Los expectativas cambiamos mucho de centro, así que me toca hacer “amigos” nuevos casi cada año. Normalmente acabo tomando café con los matemáticos, no se porqué, será ese ligero tufillo friki que nos une 🙂

El caso es que pienso mucho en esto: los matemáticos son indefectiblemente muy inteligentes, saben lo que es trabajar duro y dominan su materia a un nivel estratosférico comparado con el currículum que imparten (además tienen sentido del humor, como Dan Meyer y un sentido de la moda difuso, también como Dan Meyer. (Tú no, JJ, tú no)).

Y sin embargo, teniendo en cuenta los “números”, son los peores profesores puesto que es la asignatura con más suspensos y menor nivel de satisfacción entre los clientes, esos que dirigirán el mundo cuando nosotros nos jubilemos sin saber hacer un tanto por ciento en las rebajas y sin asombrarse ante estadísticas que no suman 100%.

¿Por qué? Dan me lo ha aclarado. Porque lo que se enseña en clase es a las Matemáticas como Los Serrano al cine. Burdas simplificaciones que plantean problemas desvinculados del mundo, resolvibles a través de una serie de pasos que no dejan lugar a la reflexión o a la curiosidad. Las matemáticas del aula no se parecen a la vida. (Los Serrano tampoco). No tienen sentido para los alumnos, así que, memorizan, pasan el examen, si acaso, y olvidan al día siguiente. No hay un nivel de razonamiento que deje huella en sus neuronas.
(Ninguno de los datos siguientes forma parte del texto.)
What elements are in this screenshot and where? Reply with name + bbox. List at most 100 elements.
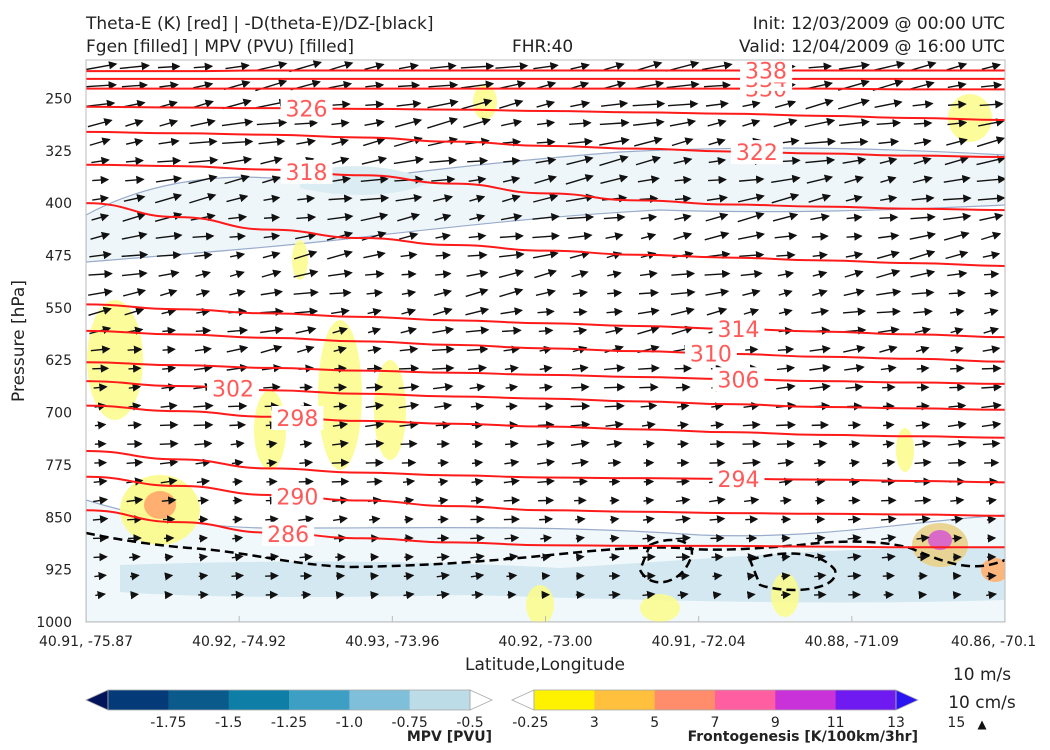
wind-vector xyxy=(231,458,244,468)
wind-vector xyxy=(845,251,864,260)
wind-vector xyxy=(708,156,727,166)
wind-vector xyxy=(599,118,630,128)
dthetae-dz-contour xyxy=(86,531,1005,569)
wind-vector xyxy=(565,174,594,185)
wind-vector xyxy=(537,477,555,486)
wind-vector xyxy=(229,288,246,298)
wind-vector xyxy=(846,213,863,222)
wind-vector xyxy=(981,231,1002,241)
wind-vector xyxy=(435,232,451,241)
wind-vector xyxy=(600,174,629,185)
wind-vector xyxy=(461,98,493,110)
wind-vector xyxy=(232,477,243,487)
colorbar-tick-label: 9 xyxy=(771,715,780,731)
wind-vector xyxy=(295,231,317,241)
fgen-colorbar: 3 5 7 9 11 13 15 xyxy=(511,689,965,731)
wind-vector xyxy=(229,420,247,430)
wind-vector xyxy=(638,288,659,298)
wind-vector xyxy=(92,175,110,185)
wind-vector xyxy=(263,194,281,203)
wind-vector xyxy=(261,269,282,278)
wind-vector xyxy=(946,137,968,146)
wind-vector xyxy=(329,288,352,298)
wind-vector xyxy=(814,458,827,468)
colorbar-segment xyxy=(534,690,595,710)
wind-vector xyxy=(747,553,757,562)
wind-vector xyxy=(946,62,968,71)
wind-key-horizontal-label: 10 m/s xyxy=(953,665,1011,685)
wind-vector xyxy=(366,383,384,392)
wind-vector xyxy=(189,193,217,204)
wind-vector xyxy=(912,100,934,109)
wind-vector xyxy=(704,269,731,279)
wind-vector xyxy=(742,288,761,297)
wind-vector xyxy=(916,402,930,411)
wind-vector xyxy=(196,289,211,298)
wind-vector xyxy=(917,553,929,562)
wind-vector xyxy=(330,100,351,109)
colorbar-segment xyxy=(289,690,350,710)
wind-vector xyxy=(159,458,179,467)
wind-vector xyxy=(943,212,972,222)
contour-label-bg xyxy=(730,140,783,165)
wind-vector xyxy=(262,175,281,184)
wind-vector xyxy=(642,440,655,449)
wind-vector xyxy=(158,137,180,147)
wind-vector xyxy=(470,571,485,581)
wind-vector xyxy=(745,345,759,354)
y-tick-label: 400 xyxy=(45,196,72,212)
wind-vector xyxy=(882,440,895,449)
wind-vector xyxy=(436,552,450,562)
wind-vector xyxy=(952,591,962,600)
wind-vector xyxy=(294,307,319,316)
wind-vector xyxy=(676,477,690,486)
wind-vector xyxy=(540,534,553,543)
colorbar-tick-label: -1.25 xyxy=(271,715,307,731)
fgen-blob xyxy=(87,300,143,420)
title-line-1: Theta-E (K) [red] | -D(theta-E)/DZ-[blac… xyxy=(86,14,434,34)
wind-vector xyxy=(606,439,623,449)
wind-vector xyxy=(434,213,452,222)
wind-vector xyxy=(155,175,183,184)
wind-vector xyxy=(541,572,551,581)
wind-vector xyxy=(401,308,417,317)
wind-vector xyxy=(670,288,696,297)
wind-vector xyxy=(427,98,459,109)
wind-vector xyxy=(812,270,828,279)
wind-vector xyxy=(609,553,621,562)
wind-vector xyxy=(640,213,658,222)
wind-vector xyxy=(262,251,281,260)
wind-vector xyxy=(366,477,383,486)
wind-vector xyxy=(504,364,519,373)
wind-vector xyxy=(603,213,626,222)
wind-vector xyxy=(331,137,350,147)
wind-vector xyxy=(193,364,213,373)
wind-vector xyxy=(121,231,148,240)
wind-vector xyxy=(538,326,554,336)
wind-vector xyxy=(608,590,621,600)
fgen-blob xyxy=(374,360,406,460)
wind-vector xyxy=(776,364,796,373)
wind-vector xyxy=(604,401,625,411)
wind-vector xyxy=(155,193,183,204)
wind-vector xyxy=(470,496,485,505)
wind-vector xyxy=(777,458,795,467)
wind-vector xyxy=(400,251,418,260)
wind-vector xyxy=(295,326,317,335)
wind-vector xyxy=(331,119,350,128)
wind-vector xyxy=(607,270,622,279)
wind-vector xyxy=(299,552,314,562)
wind-vector xyxy=(398,364,420,373)
wind-vector xyxy=(256,118,288,128)
wind-vector xyxy=(539,383,554,392)
wind-vector xyxy=(675,534,691,543)
wind-vector xyxy=(470,534,486,543)
wind-vector xyxy=(255,61,288,72)
wind-vector xyxy=(91,213,110,222)
wind-vector xyxy=(536,458,556,467)
wind-vector xyxy=(470,552,485,562)
wind-vector xyxy=(125,156,144,166)
theta-e-contour-label: 314 xyxy=(717,318,759,343)
wind-vector xyxy=(605,326,624,335)
wind-vector xyxy=(263,232,281,241)
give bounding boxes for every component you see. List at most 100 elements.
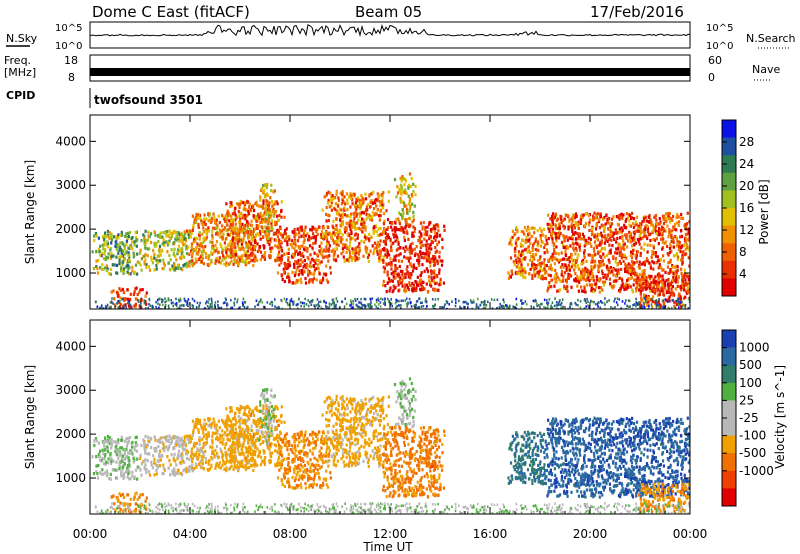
power-echo-cell <box>671 218 674 222</box>
power-echo-cell <box>405 272 408 276</box>
power-echo-cell <box>371 215 374 219</box>
power-echo-cell <box>399 246 402 250</box>
power-echo-cell <box>536 304 538 308</box>
power-echo-cell <box>322 278 325 282</box>
power-echo-cell <box>583 307 586 309</box>
velocity-echoes <box>91 377 690 514</box>
power-echo-cell <box>344 297 346 300</box>
power-echo-cell <box>608 299 610 302</box>
power-echo-cell <box>685 225 688 229</box>
power-echo-cell <box>521 268 524 273</box>
power-echo-cell <box>572 242 575 246</box>
power-echo-cell <box>540 229 543 233</box>
power-echo-cell <box>429 228 432 232</box>
power-echo-cell <box>134 263 138 267</box>
power-echo-cell <box>115 248 118 252</box>
power-echo-cell <box>658 307 660 309</box>
power-echo-cell <box>328 244 331 248</box>
power-echo-cell <box>198 247 201 251</box>
power-echo-cell <box>407 271 410 276</box>
power-echo-cell <box>219 235 222 239</box>
power-echo-cell <box>205 236 208 240</box>
power-echo-cell <box>667 306 670 309</box>
power-echo-cell <box>270 250 273 254</box>
power-echo-cell <box>164 231 167 235</box>
power-echo-cell <box>416 253 419 257</box>
power-echo-cell <box>115 263 119 267</box>
power-echo-cell <box>674 265 677 269</box>
power-echo-cell <box>650 223 653 227</box>
power-echoes <box>91 172 690 309</box>
power-echo-cell <box>403 288 406 292</box>
power-echo-cell <box>371 201 374 205</box>
power-echo-cell <box>612 215 615 219</box>
power-echo-cell <box>560 271 564 275</box>
power-echo-cell <box>144 294 147 298</box>
power-echo-cell <box>684 304 687 307</box>
power-echo-cell <box>324 249 327 253</box>
power-echo-cell <box>200 221 203 225</box>
power-echo-cell <box>440 263 444 267</box>
velocity-echo-cell <box>134 468 138 472</box>
power-echo-cell <box>290 299 292 302</box>
power-echo-cell <box>169 231 172 235</box>
power-echo-cell <box>347 259 351 263</box>
power-echo-cell <box>411 269 415 273</box>
power-echo-cell <box>339 218 342 222</box>
power-echo-cell <box>343 305 346 308</box>
power-echo-cell <box>269 246 272 250</box>
power-echo-cell <box>350 223 353 227</box>
power-echo-cell <box>288 276 291 280</box>
velocity-echo-cell <box>110 459 113 464</box>
power-echo-cell <box>633 303 636 306</box>
power-echo-cell <box>687 238 690 242</box>
power-echo-cell <box>682 275 685 279</box>
power-echo-cell <box>650 220 653 224</box>
power-echo-cell <box>400 299 403 303</box>
power-echo-cell <box>382 283 385 287</box>
power-echo-cell <box>398 264 401 269</box>
velocity-echo-cell <box>99 471 102 475</box>
power-echo-cell <box>233 301 235 304</box>
power-echo-cell <box>112 235 116 239</box>
power-echo-cell <box>252 229 255 233</box>
power-echo-cell <box>110 241 113 245</box>
power-echo-cell <box>102 307 104 309</box>
power-echo-cell <box>397 283 400 287</box>
power-echo-cell <box>560 303 562 306</box>
power-echo-cell <box>208 298 210 301</box>
power-echo-cell <box>125 251 128 255</box>
power-echo-cell <box>198 237 201 241</box>
power-echo-cell <box>186 301 189 305</box>
power-echo-cell <box>346 208 349 212</box>
power-echo-cell <box>367 259 370 263</box>
power-echo-cell <box>131 265 134 269</box>
power-echo-cell <box>121 307 123 309</box>
power-echo-cell <box>180 307 182 309</box>
velocity-echo-cell <box>131 474 134 478</box>
power-echo-cell <box>413 253 416 257</box>
power-echo-cell <box>286 301 289 305</box>
power-echo-cell <box>229 205 232 209</box>
power-echo-cell <box>428 234 431 238</box>
power-echo-cell <box>382 260 385 264</box>
power-echo-cell <box>664 270 667 275</box>
power-echo-cell <box>643 228 646 232</box>
power-echo-cell <box>414 252 417 256</box>
power-echo-cell <box>621 228 624 232</box>
power-echo-cell <box>259 215 262 219</box>
power-echo-cell <box>404 272 407 276</box>
power-echo-cell <box>343 213 346 217</box>
power-echo-cell <box>121 253 124 257</box>
power-echo-cell <box>675 228 678 232</box>
power-echo-cell <box>322 249 326 253</box>
power-echo-cell <box>123 304 125 308</box>
power-echo-cell <box>192 226 195 230</box>
power-echo-cell <box>547 226 550 230</box>
power-echo-cell <box>578 245 581 249</box>
power-echo-cell <box>668 217 671 221</box>
power-echo-cell <box>404 226 407 230</box>
power-echo-cell <box>556 304 559 307</box>
power-echo-cell <box>293 247 296 251</box>
power-echo-cell <box>560 269 564 273</box>
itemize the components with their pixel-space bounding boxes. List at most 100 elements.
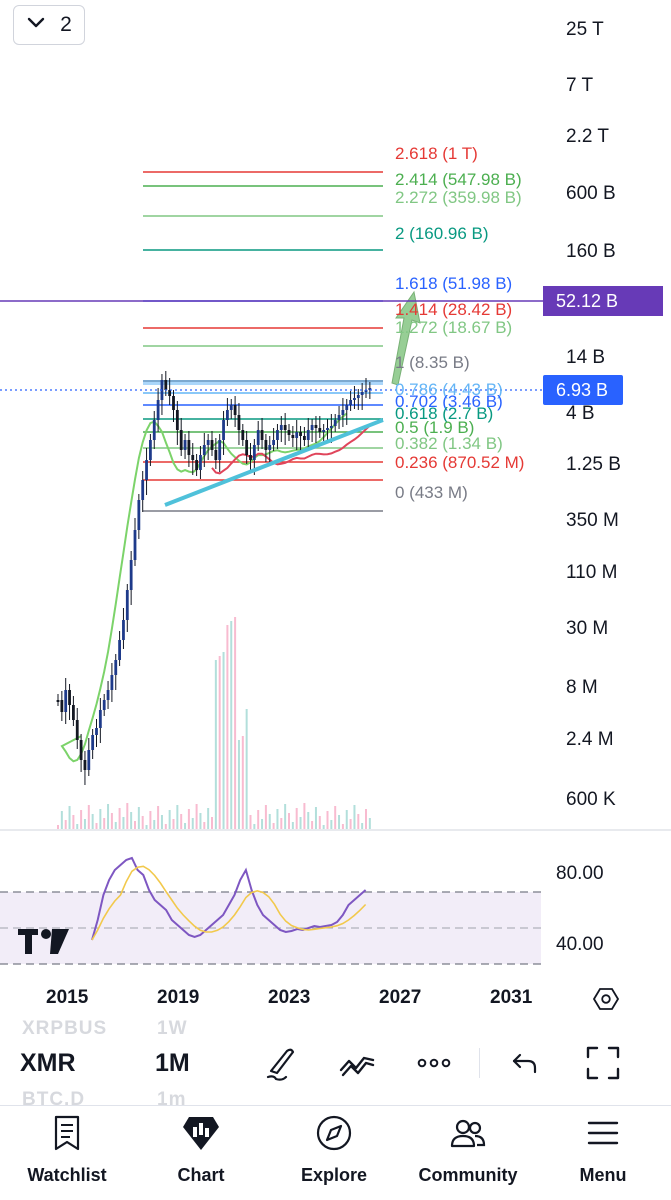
volume-bar [118,808,121,829]
volume-bar [303,803,306,829]
horizontal-line-price-badge: 52.12 B [543,286,663,316]
chart-canvas[interactable] [0,0,671,1020]
volume-bar [126,803,129,829]
volume-bar [284,804,287,829]
candle-body [95,728,98,735]
volume-bar [60,811,63,829]
candle-body [114,660,118,675]
volume-bar [130,812,133,829]
brush-icon[interactable] [262,1044,300,1082]
volume-bar [207,808,210,829]
candle-body [268,445,272,450]
candle-body [229,405,233,410]
time-label: 2023 [268,987,311,1008]
fib-retracement-lines[interactable] [143,171,383,512]
volume-bar [187,809,190,829]
undo-icon[interactable] [506,1044,544,1082]
candle-body [326,428,329,430]
volume-bar [72,815,75,829]
candle-body [149,440,152,460]
candle-body [152,420,156,440]
price-axis-label: 2.4 M [566,729,614,750]
nav-explore[interactable]: Explore [274,1114,394,1186]
volume-bar [141,816,144,829]
candle-body [341,410,345,415]
candle-body [183,440,187,450]
more-icon[interactable] [415,1044,453,1082]
fib-level-label: 0.236 (870.52 M) [395,453,525,472]
bottom-navigation: Watchlist Chart Explore Community Menu [0,1105,671,1200]
volume-bar [199,813,202,829]
candle-body [98,710,102,728]
price-axis-label: 350 M [566,510,619,531]
price-axis-label: 2.2 T [566,126,609,147]
menu-icon [584,1114,622,1157]
time-axis[interactable]: 2015 2019 2023 2027 2031 [0,987,671,1013]
time-label: 2031 [490,987,533,1008]
interval-button[interactable]: 1M [155,1049,190,1077]
volume-bar [322,825,325,829]
candle-body [283,425,287,430]
nav-watchlist[interactable]: Watchlist [7,1114,127,1186]
fib-level-label: 2.618 (1 T) [395,144,478,163]
volume-bar [330,820,333,829]
price-axis-label: 7 T [566,75,594,96]
candle-body [164,380,168,390]
compass-icon [315,1114,353,1157]
volume-bar [345,810,348,829]
fullscreen-icon[interactable] [584,1044,622,1082]
candle-body [214,450,218,460]
candle-body [314,425,318,428]
candle-body [137,500,141,530]
nav-menu[interactable]: Menu [543,1114,663,1186]
price-axis-label: 600 B [566,183,616,204]
candle-body [303,436,306,440]
chevron-down-icon [26,12,46,38]
nav-chart[interactable]: Chart [141,1114,261,1186]
volume-bar [114,822,117,829]
volume-bar [214,660,217,829]
candle-body [264,440,268,450]
volume-bar [107,804,110,829]
candle-body [287,430,291,435]
volume-bar [91,814,94,829]
nav-community[interactable]: Community [408,1114,528,1186]
volume-bar [291,822,294,829]
price-axis-label: 4 B [566,403,595,424]
projection-arrow[interactable] [391,290,421,386]
volume-bar [76,824,79,829]
candle-body [337,415,341,420]
drawings-icon[interactable] [338,1044,376,1082]
volume-bar [365,809,367,829]
fib-level-label: 1.618 (51.98 B) [395,274,513,293]
trendline[interactable] [164,418,384,507]
rsi-axis-upper-label: 80.00 [556,863,604,884]
layouts-button[interactable]: 2 [13,5,85,45]
rsi-band [0,892,541,964]
candle-body [226,410,229,420]
candle-body [60,700,64,712]
fib-highlight [143,380,383,385]
volume-bar [160,815,163,829]
chart-settings-icon[interactable] [592,986,620,1012]
price-axis-label: 110 M [566,562,618,583]
candle-body [106,690,110,700]
fib-level-label: 2.272 (359.98 B) [395,188,522,207]
candle-body [322,430,326,432]
volume-bar [103,818,106,829]
candle-body [79,740,83,760]
volume-bar [80,810,83,829]
volume-bar [261,819,264,829]
candle-body [206,440,210,445]
symbol-button[interactable]: XMR [20,1049,76,1077]
candle-body [310,425,314,430]
volume-bar [326,811,329,829]
volume-bar [168,810,171,829]
volume-bar [249,815,252,829]
nav-label: Community [418,1165,518,1185]
volume-bar [195,804,198,829]
candle-body [202,445,206,455]
previous-interval-ghost: 1W [157,1018,188,1039]
next-interval-ghost: 1m [157,1089,187,1110]
candle-body [141,480,145,500]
Me encanta el método de enseñar que expone Dan: dejar que los alumnos trabajen formulando los problemas, es decir, reflexionando sobre los parámetros que importan para resolver algo que se les plantea de forma breve, como por ejemplo: ¿Cuánto tardará en llenarse el tanque? Sin dar medidas ni datos ni diagramas, los alumnos discutirán y gracias a su intuición llegarán a la conclusión de que importa la altura, el diámetro, el caudal…

Otro ejemplo muy útil que se me ocurre es: ¿Cuánto tardará tu madre en pagar la hipoteca?¿Importa que le hayan bajado el sueldo un 7%?

En su blog podéis encontrar muchas más ideas.

Todos tenemos intuición matemática, algunos además tienen capacidad sobresaliente para la abstracción, el cálculo… y se licencian en matemáticas. Pero los que no, también necesitan herramientas para aplicar esa intuición hardwired en el cerebro. Y sobre todo, no necesitan desperdiciar tantísimas horas lectivas para acabar sabiendo… decodificar un libro de texto y un examen (o cualquiera de las n-ésimas recuperaciones y repescas).

Me quedo con una frase de Dan Meyer que me ha encantado: “Las matemáticas le sacan el sentido al mundo, son el vocabulario de tu propia intuición”.